The Western Federal District Courts have held that an IFCA cause of action is only available if the insured shows that the insurer unreasonably denied a claim for coverage or that the insurer unreasonably denied payment of benefits, but not if the insurer only violated the Washington Administrative Code (“WAC”) provisions. Lease Crutcher Lewis WA, LLC v. National Union Fire Ins. Co. of Pittsburgh, Pa., 2010 U.S. Dist. LEXIS 110866 (W.D. Wash. October 15, 2010); Weinstein & Riley, P.S. v. Westport Ins. Corp., 2011 U.S. Dist. LEXIS 26369 (W.D. Wash. March 14, 2011); Phinney v. American Family Mut. Ins. Co., 2012 U.S. Dist. LEXIS 22328 (W.D. Wash. February 22, 2012); Cardenas v. Navigators Ins. Co., 2011 U.S. Dist. LEXIS 145194 (W.D. Wash. December 16, 2011).

However, the Eastern Federal District Courts have rejected the precedent set by the Western Federal District Courts and have held that a violation of the enumerated WAC provisions is an independent basis for a cause of action, regardless of coverage or benefits. Merrill v. Crown Life Ins. Co., 22 F. Supp.3d 1137 (E.D. Wash. 2014); Hell Yeah Cycles v. Ohio Sec. Ins. Co., 16 F. Supp.3d 1224 (E.D. Wash. 2014); Hover v. State Farm Mut. Auto. Ins. Co., 2014 U.S. Dist. LEXIS 119162 (E.D. Wash. September 12, 2014).

In Langley v. GEICO Gen. Ins. Co., 2015 U.S. Dist. LEXIS 26079 (E.D. Wash. February 24, 2015), the Court noted that it is “not persuaded that an IFCA cause of action requires a denial of coverage or benefit… The opinions [from the Western District] do not provide any analysis of the statutory construction they utilized to reach their conclusions, and appear to only be looking for express causes of action without determining whether the IFCA creates an implied cause of action for violation of an enumerated WAC.” The Court in Langley then continued by reviewing the elements for an implied cause of action, i.e. whether the plaintiff is “within the class for whose ‘especial’ benefit the statute was enacted”; whether “legislative intent, explicitly or implicitly, supports creating or denying a remedy”; and “whether implying a remedy is consistent with the underlying purpose of the legislation.” The Court determined that the plaintiff, as first party claimant under an insurance policy, was within the class of those that the legislature sought to protect; that the legislative intent was to create a claim for violating the enumerated WACs in both the language in the statute and the explanation of that language provided to the voters; and that implying a remedy is consistent with the IFCA’s purpose.
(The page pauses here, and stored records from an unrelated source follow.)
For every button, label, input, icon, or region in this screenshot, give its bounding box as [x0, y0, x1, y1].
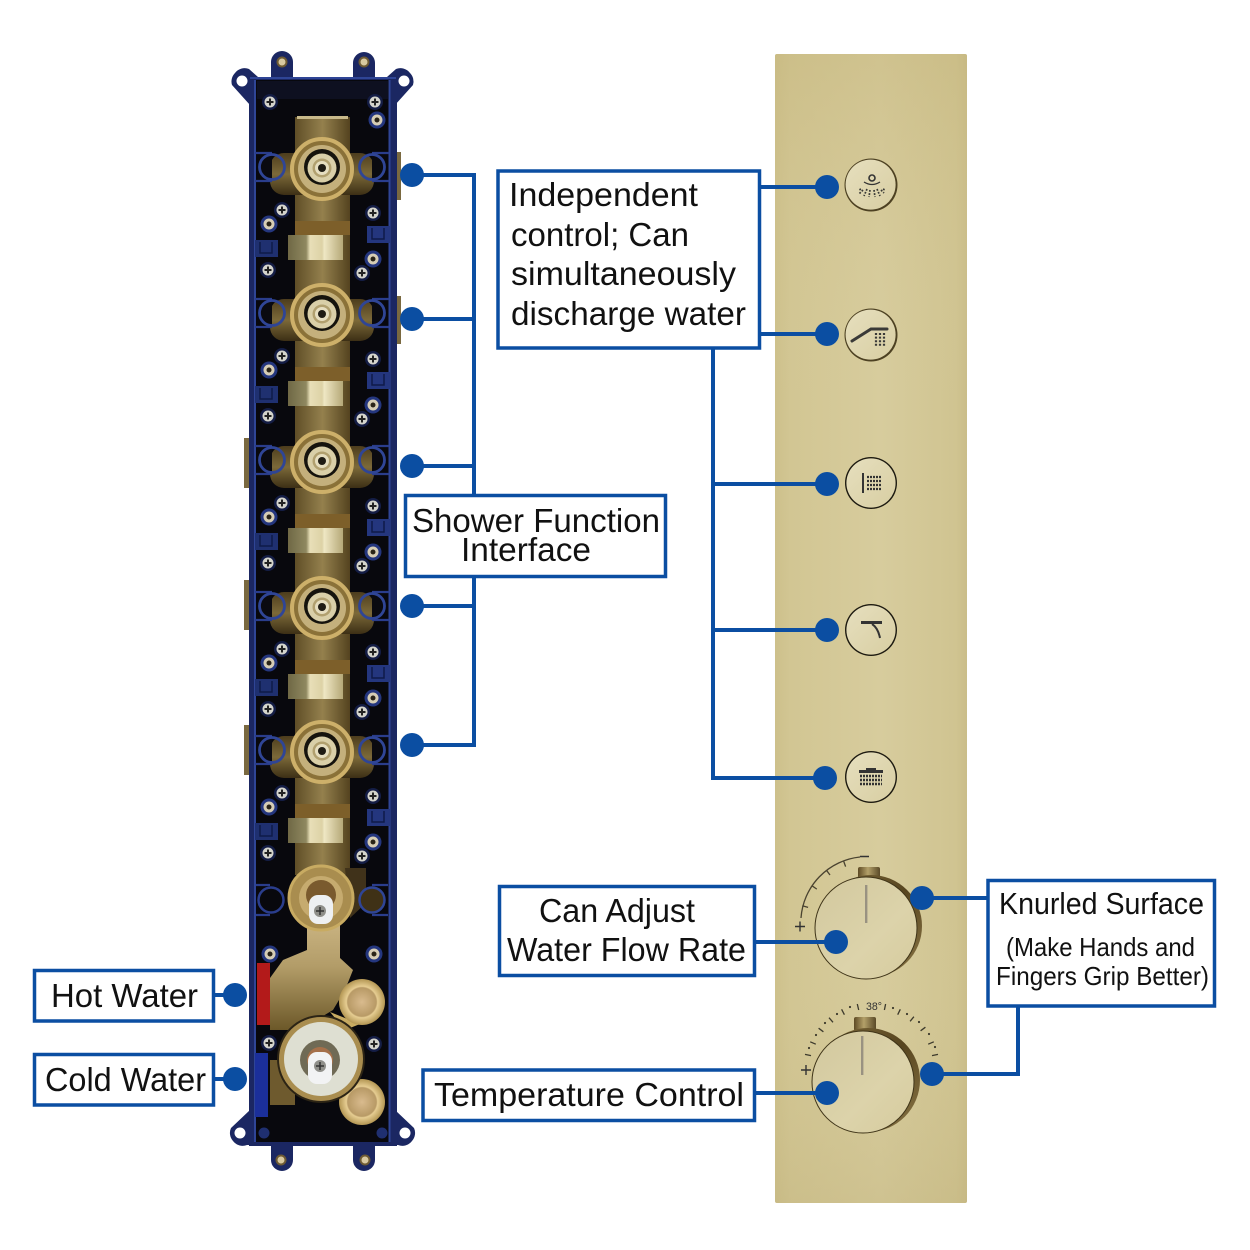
blue cold-water inlet	[255, 1053, 268, 1117]
cartridge valve	[289, 866, 353, 930]
brass valve segments	[255, 94, 390, 875]
button: body jets	[845, 457, 897, 509]
label: Cold Water	[34, 1054, 214, 1105]
label: Cold Water: Cold Water	[45, 1061, 206, 1098]
callout connector: cold water	[214, 1067, 247, 1091]
callout connector: hot water	[214, 983, 247, 1007]
side brass nubs	[244, 152, 401, 775]
label: Shower Function Interface	[406, 496, 666, 576]
lower mixing valve body	[255, 866, 388, 1138]
label: Temperature Control: Temperature Control	[434, 1076, 744, 1113]
small brass cap lower	[339, 1079, 385, 1125]
red hot-water inlet	[257, 963, 270, 1025]
label: Knurled Surface	[988, 880, 1214, 1006]
label: Independent control	[498, 171, 760, 348]
callout connector: water flow rate	[755, 930, 848, 954]
mounting tabs	[230, 51, 415, 1171]
small brass cap upper	[330, 1012, 360, 1030]
scale ticks and temperature mark: 38°	[866, 1001, 882, 1013]
label: Independent control: simultaneously	[511, 255, 737, 292]
label: Can Adjust Water Flow Rate	[500, 886, 754, 976]
label: Can Adjust Water Flow Rate: Can Adjust	[539, 892, 695, 929]
temperature knob and scale	[801, 1001, 938, 1133]
label: Hot Water	[34, 970, 214, 1021]
brushed gold shower panel	[775, 54, 967, 1203]
label: Independent control: control; Can	[511, 216, 689, 253]
callout connector: knurled surface	[910, 886, 1018, 1086]
button: tub spout	[845, 604, 897, 656]
label: Hot Water: Hot Water	[51, 977, 198, 1014]
button: hand shower	[844, 308, 898, 362]
large mixing cartridge	[278, 1016, 364, 1102]
button: overhead spray	[844, 158, 898, 212]
flow-rate knob and scale	[795, 856, 922, 979]
valve housing: concealed rough-in body	[230, 51, 415, 1171]
label: Shower Function Interface: Interface	[461, 531, 591, 568]
callout connector: independent control	[713, 175, 839, 790]
label: Temperature Control	[423, 1070, 754, 1120]
label: Knurled Surface: (Make Hands and	[1006, 932, 1195, 962]
callout connector: temperature control	[755, 1081, 839, 1105]
label: Knurled Surface: Knurled Surface	[999, 886, 1204, 921]
label: Knurled Surface: Fingers Grip Better)	[996, 961, 1209, 991]
label: Independent control: discharge water	[511, 295, 746, 332]
label: Independent control: Independent	[509, 176, 698, 213]
callout connector: shower function interface	[400, 163, 474, 757]
label: Shower Function Interface: Shower Function	[412, 502, 660, 539]
button: rain head	[845, 751, 897, 803]
label: Can Adjust Water Flow Rate: Water Flow Rate	[507, 931, 746, 968]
As a result, the Court concluded that “at a minimum, an independent implied cause of action exists under the IFCA for a first party claimant to bring a suit for a violation of the enumerated WAC provisions.” The Court rejected “the progeny of cases from the Western District of Washington which reached a different conclusion.”

In light of the inconsistencies in the Washington Federal District Courts, it is important for insurers to understand the jurisdictional differences when evaluating an IFCA claim. In addition, insurers should be particularly sensitive to efforts by policyholders to establish jurisdiction in the more favorable Eastern Federal District Courts.